Campus & Community

Fineberg sees tradition amid change

4 min read
Harvey
Provost Harvey V. Fineberg poses a question to the audience while holding a diagram of a simple experiment to illustrate how students learn better by conferring with their colleagues. (Staff photo by Jon Chase)

With a nod to failed predictions of the past, Provost Harvey V. Fineberg Tuesday painted a picture of Harvard in the 21st century as a place in even greater demand, with more adult students, and with learning occurring in different times and places.

Fineberg said new technology that makes greater use of the Internet and computers will surely be a component of Harvard’s future. But instructors, technicians, and administrators have to keep in mind that technology should serve education, not the other way around.

Even with technology-driven changes to classroom learning, he said, some types of learning will remain unaffected. Harvard students learn much outside the classroom, Fineberg pointed out, in interactions with classmates, on clubs and sports teams, and through interactions with the community in volunteer activities.

“There are going to be displacements of both the time of learning and the place of learning,” Fineberg said. “We’re going to do radically exciting things, but through it all, we’ll succeed only if we keep our focus on why we’re doing it.”

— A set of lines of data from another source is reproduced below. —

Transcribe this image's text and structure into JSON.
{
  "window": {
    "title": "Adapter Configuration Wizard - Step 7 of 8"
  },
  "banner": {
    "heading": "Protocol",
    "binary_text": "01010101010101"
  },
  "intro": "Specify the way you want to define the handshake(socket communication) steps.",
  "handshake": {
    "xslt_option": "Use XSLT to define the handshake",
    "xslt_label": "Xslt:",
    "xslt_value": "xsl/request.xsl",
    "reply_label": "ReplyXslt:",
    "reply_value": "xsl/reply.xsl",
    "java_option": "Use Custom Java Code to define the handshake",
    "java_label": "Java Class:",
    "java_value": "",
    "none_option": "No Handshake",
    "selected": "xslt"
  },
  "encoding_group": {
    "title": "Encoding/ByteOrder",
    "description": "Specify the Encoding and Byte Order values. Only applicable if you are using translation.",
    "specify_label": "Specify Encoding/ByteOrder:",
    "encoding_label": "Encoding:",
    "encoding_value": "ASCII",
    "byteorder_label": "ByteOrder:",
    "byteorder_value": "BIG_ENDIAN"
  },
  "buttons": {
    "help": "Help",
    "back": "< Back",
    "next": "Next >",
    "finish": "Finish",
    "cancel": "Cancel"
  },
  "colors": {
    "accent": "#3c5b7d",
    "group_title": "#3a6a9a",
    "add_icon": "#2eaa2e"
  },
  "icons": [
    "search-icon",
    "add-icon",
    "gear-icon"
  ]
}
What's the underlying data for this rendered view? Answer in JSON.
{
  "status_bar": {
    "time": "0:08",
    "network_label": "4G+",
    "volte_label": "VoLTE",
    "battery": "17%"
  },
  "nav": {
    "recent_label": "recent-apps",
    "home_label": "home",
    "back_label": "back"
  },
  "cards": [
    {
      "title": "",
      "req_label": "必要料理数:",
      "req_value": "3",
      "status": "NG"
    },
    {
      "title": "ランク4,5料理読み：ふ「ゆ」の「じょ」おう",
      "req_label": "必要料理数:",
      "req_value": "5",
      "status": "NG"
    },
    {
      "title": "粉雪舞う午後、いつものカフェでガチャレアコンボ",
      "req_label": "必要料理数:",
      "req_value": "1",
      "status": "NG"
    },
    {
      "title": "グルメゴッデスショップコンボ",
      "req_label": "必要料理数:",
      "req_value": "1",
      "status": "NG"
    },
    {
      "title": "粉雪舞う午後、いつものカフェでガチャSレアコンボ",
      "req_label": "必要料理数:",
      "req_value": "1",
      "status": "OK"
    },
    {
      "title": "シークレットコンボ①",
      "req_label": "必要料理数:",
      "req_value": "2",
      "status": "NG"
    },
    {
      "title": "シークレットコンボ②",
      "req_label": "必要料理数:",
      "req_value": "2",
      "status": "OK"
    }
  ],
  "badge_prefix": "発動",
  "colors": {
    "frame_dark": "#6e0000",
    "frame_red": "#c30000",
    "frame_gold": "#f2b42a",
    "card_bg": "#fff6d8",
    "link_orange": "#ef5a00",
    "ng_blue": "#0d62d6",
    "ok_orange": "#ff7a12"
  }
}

Fineberg addressed about 300 Harvard administrators who gathered in Emerson Hall for the second event in the 2000-01 Harvard Administrators’ Discussion Series. The series is sponsored by the Harvard Administrator’s Forum, a voluntary organization of administrators who share information across school and department boundaries.

Richard Stomberg, who chairs the Forum’s steering committee, said the record turnout forced the speech to be moved from the Barker Center, where it had originally been scheduled.

“I thought it was a great opportunity to share ideas,” Stomberg said. “I think [Fineberg] has a wonderfully cogent way of pulling together ideas.”

Fineberg began his speech by talking about the dangers of prediction, describing the 1890s patent commissioner who concluded, “Everything that can be invented has been invented,” and the Popular Mechanics prediction in the 1940s that future computers would weigh as little as a ton and half.

The only safe predictions, Fineberg said, are those that are already true, but unnoticed by most people. Sticking to that guideline, Fineberg drew on observations of Harvard today to draw a picture of Harvard in the future.

Technology will undoubtedly be important, because it already is. More and more instructors are designing class Web pages rich in content, including everything from musical scores to video lectures to virtual field trips.

Technology will enable learning to be more “distributed,” Fineberg said. Though there is a movement toward “distance learning,” where students learn via the Internet rather than in a class, several Harvard programs are experimenting with programs that have a little bit of both. These hybrid programs allow face-to-face contact with professor and classmates for seminars and other periodic gatherings, while learning continues between the gatherings at a distance, via the Internet.

Whatever is done, it may be difficult to keep up with student expectations. Today’s freshmen were born in the early 1980s and have grown up around personal computers. While some adults still look at computers as mysterious objects, students today look at them as ordinary objects, the same way older adults look at the telephone.

For the first time this year, a regular survey of undergraduates showed that more than half felt their class learning was “significantly less valuable” in courses that didn’t have a good Web site, Fineberg said.

Perhaps driven by the increasing use of technology in our society, the demand for education is rising. Fineberg said he expects that trend to continue, citing one estimate that by 2004, 100 million adults will participate in adult education.

That trend is already affecting Harvard, with the fastest growth coming in programs that serve adults in the workforce, such as executive education, continuing education, and Extension School programs.

“We know education is going to be a growth industry. We are in an increasingly knowledge-based economy,” Fineberg said.

University-wide, Fineberg expects the different schools to chart their own courses with respect to technology. From the center, he expects a move to adopt design standards that will allow innovations developed at one school or department to be used at another.

Despite all the talk of innovation, however, Fineberg said he didn’t see important educational traditions at Harvard being replaced wholesale.

“We can preserve what’s valuable about traditions and not sacrifice them as we search for what’s worthy about innovation,” Fineberg said.